Sebagai satu negara pantai yang punya garis pantai sepanjang 3260 Km, Vietnam memiliki banyak keuntungan yang berkaitan dengan laut. Tidak hanya aktif ikut serta dalam proses membuat UNCLOS 1982, Vietnam juga merupakan negara yang melakukan banyak upaya keras dalam melaksanakan konvensi ini, selalu menjunjung tinggi pedoman dan target konvensi tersebut.

Menghadapi tindakan-tindakan pelanggaran Tiongkok di Dangkalan Tu Chinh, lebih dari 3 bulan ini, Vietnam selalu tekun menggunakan hukum internasional, konkretnya ialah UNCLOS 1982 untuk membela hak dan kepentingan yang sah Vietnam di Laut Timur. Semangat menghormati hukum internasional dari Vietnam juga dimanifestasikan secara konsekuen melalui upaya Vietnam dalam memasukkan prinsip konvensi ini dalam dokumen-dokumen ASEAN seperti DOC yang ditandatangani pada tahun 2001 antara ASEAN dan Tiongkok, “Pernyataan 6 butir pada 20/7/2012 dari ASEAN tentang Laut Timur”. Atau dalam rancangan COC, dalam proses perundingan, Vietnam dan negara-negara peserta menyepakati prinsip bahwa COC harus menggunakan UNCLOS sebagai fundasi. Karena Vietnam menganggap bahwa dalam satu dunia berbudaya, negara-negara harus berperilaku secara berbudaya di atas semangat supremasi hukum. Pham Quang Vinh, mantan Deputi Menteri Luar Negeri Vietnam mengatakan:

“Pada zaman ini, yang paling penting ialah harus menjamin hukum internasional, di antaranya ada UNCLOS 1982. Harus menjamin perdamaian dan keamanan, mempertahankan ketertiban di laut, menghormati kawasan laut yang sah dari negara-negara, khususnya zona EEZ dan landas kontinen negara-negara. Semua tindakan yang dilakukan Tiongkok baru-baru ini adalah salah”.

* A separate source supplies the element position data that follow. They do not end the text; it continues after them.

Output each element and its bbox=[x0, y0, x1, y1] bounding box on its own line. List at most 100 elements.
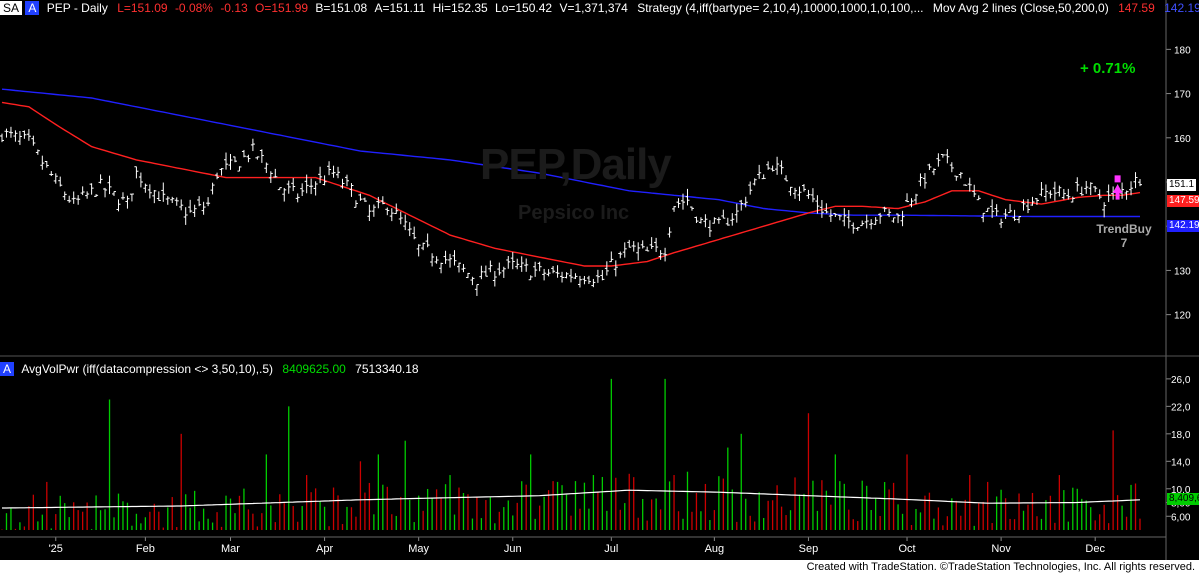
price-bar bbox=[353, 200, 358, 208]
price-bar bbox=[380, 196, 385, 205]
price-bar bbox=[138, 172, 143, 188]
price-bar bbox=[385, 207, 390, 216]
price-bar bbox=[309, 178, 314, 195]
volume-avg-tag: 8,409,6 bbox=[1167, 493, 1199, 505]
price-bar bbox=[1017, 216, 1022, 224]
price-bar bbox=[985, 207, 990, 212]
price-bar bbox=[990, 199, 995, 218]
price-bar bbox=[640, 240, 645, 249]
price-bar bbox=[855, 226, 860, 231]
price-bar bbox=[421, 242, 426, 251]
price-bar bbox=[793, 187, 798, 199]
price-bar bbox=[645, 246, 650, 252]
price-bar bbox=[824, 203, 829, 214]
price-bar bbox=[510, 252, 515, 270]
price-bar bbox=[206, 197, 211, 207]
last-price: L=151.09 bbox=[117, 1, 168, 15]
price-bar bbox=[506, 256, 511, 269]
trendbuy-signal bbox=[1112, 175, 1123, 200]
price-bar bbox=[739, 199, 744, 211]
price-bar bbox=[170, 196, 175, 203]
price-bar bbox=[860, 220, 865, 227]
price-bar bbox=[918, 173, 923, 187]
ma50-value: 147.59 bbox=[1118, 1, 1155, 15]
price-bar bbox=[851, 222, 856, 234]
price-bar bbox=[981, 212, 986, 223]
ma200-line bbox=[1, 88, 1140, 218]
price-bar bbox=[586, 275, 591, 285]
price-bar bbox=[564, 272, 569, 279]
price-bar bbox=[192, 204, 197, 217]
last-price-tag: 151.1 bbox=[1167, 179, 1197, 191]
price-bar bbox=[188, 199, 193, 213]
price-bar bbox=[282, 187, 287, 202]
price-bar bbox=[900, 210, 905, 227]
price-bar bbox=[49, 171, 54, 177]
price-bar bbox=[407, 222, 412, 237]
price-bar bbox=[76, 195, 81, 205]
x-tick-label: Oct bbox=[898, 543, 915, 555]
price-bar bbox=[425, 233, 430, 248]
price-bar bbox=[1070, 196, 1075, 203]
price-bar bbox=[560, 271, 565, 283]
ma-label: Mov Avg 2 lines (Close,50,200,0) bbox=[932, 1, 1109, 15]
price-bar bbox=[98, 174, 103, 184]
watermark-name: Pepsico Inc bbox=[518, 202, 630, 224]
price-bar bbox=[1003, 208, 1008, 219]
price-bar bbox=[528, 275, 533, 281]
x-tick-label: Jul bbox=[604, 543, 618, 555]
price-bar bbox=[766, 161, 771, 170]
price-bar bbox=[403, 214, 408, 231]
price-bar bbox=[40, 155, 45, 170]
price-tick-label: 170 bbox=[1174, 90, 1191, 101]
price-bar bbox=[972, 184, 977, 198]
price-bar bbox=[954, 175, 959, 181]
price-bar bbox=[237, 166, 242, 172]
price-bar bbox=[801, 184, 806, 192]
price-bar bbox=[103, 187, 108, 198]
price-bar bbox=[927, 163, 932, 171]
change-percent: -0.08% bbox=[174, 1, 213, 15]
price-bar bbox=[864, 214, 869, 229]
price-bar bbox=[1079, 186, 1084, 196]
price-bar bbox=[483, 265, 488, 277]
price-bar bbox=[931, 168, 936, 176]
price-bar bbox=[474, 284, 479, 296]
price-bar bbox=[389, 208, 394, 222]
symbol-badge[interactable]: SA bbox=[0, 1, 23, 15]
x-tick-label: Dec bbox=[1085, 543, 1105, 555]
volume-average-line bbox=[2, 489, 1141, 509]
price-bar bbox=[89, 183, 94, 195]
price-tick-label: 120 bbox=[1174, 311, 1191, 322]
price-bar bbox=[250, 138, 255, 152]
price-bar bbox=[828, 209, 833, 222]
price-bar bbox=[1021, 199, 1026, 211]
x-tick-label: Feb bbox=[136, 543, 155, 555]
x-axis: '25 Feb Mar Apr May Jun Jul Aug Sep Oct Nov Dec bbox=[49, 537, 1105, 555]
price-bar bbox=[591, 278, 596, 288]
volume-tick-label: 26,0 bbox=[1171, 375, 1191, 386]
price-bar bbox=[286, 180, 291, 194]
ma50-line-group bbox=[1, 101, 1141, 267]
price-bar bbox=[945, 149, 950, 164]
price-bar bbox=[143, 183, 148, 193]
price-bar bbox=[537, 261, 542, 272]
price-bar bbox=[116, 199, 121, 212]
price-bar bbox=[999, 218, 1004, 229]
price-bar bbox=[501, 266, 506, 278]
price-bar bbox=[456, 262, 461, 273]
price-bar bbox=[784, 175, 789, 182]
price-bar bbox=[4, 128, 9, 138]
price-bar bbox=[743, 196, 748, 208]
volume-alpha-badge[interactable]: A bbox=[0, 362, 15, 376]
price-bar bbox=[730, 213, 735, 226]
volume-value-2: 7513340.18 bbox=[355, 362, 419, 376]
price-bar bbox=[434, 256, 439, 264]
alpha-badge[interactable]: A bbox=[25, 1, 40, 15]
x-tick-label: May bbox=[408, 543, 429, 555]
price-bar bbox=[878, 212, 883, 224]
price-bar bbox=[412, 226, 417, 240]
x-tick-label: Apr bbox=[316, 543, 333, 555]
volume-average-line-group bbox=[2, 489, 1141, 509]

Pada latar belakang kerumitan sekarang di Laut Timur, usaha menghormati dan menaati secara lengkap UNCLOS 1982 semakin memainkan peranan penting dalam mempertahankan perdamaian, kestabilan, keamanan, keselamatan dan kebebasan pelayaran di kawasan. Negara-negara di dalam dan luar kawasan mempunyai kepentingan dari satu Laut Timur dengan semangat supremasi hukum. Oleh karena itu, sesuatu negara yang menggunakan dan mengancam menggunakan kekerasan untuk menganeksasi dan menekan negara ini, menggunakan senjata sebagai pengganti hukum atau menggunakan dan mengancam menggunakan kekerasan untuk menangani semua sengketa dan perselisihan internasional, di antaranya ada sengketa tentang kedaulatan wilayah semuanya adalah tindakan yang tidak berbudaya dan perlu disingkirkan dari kehidupan internasional.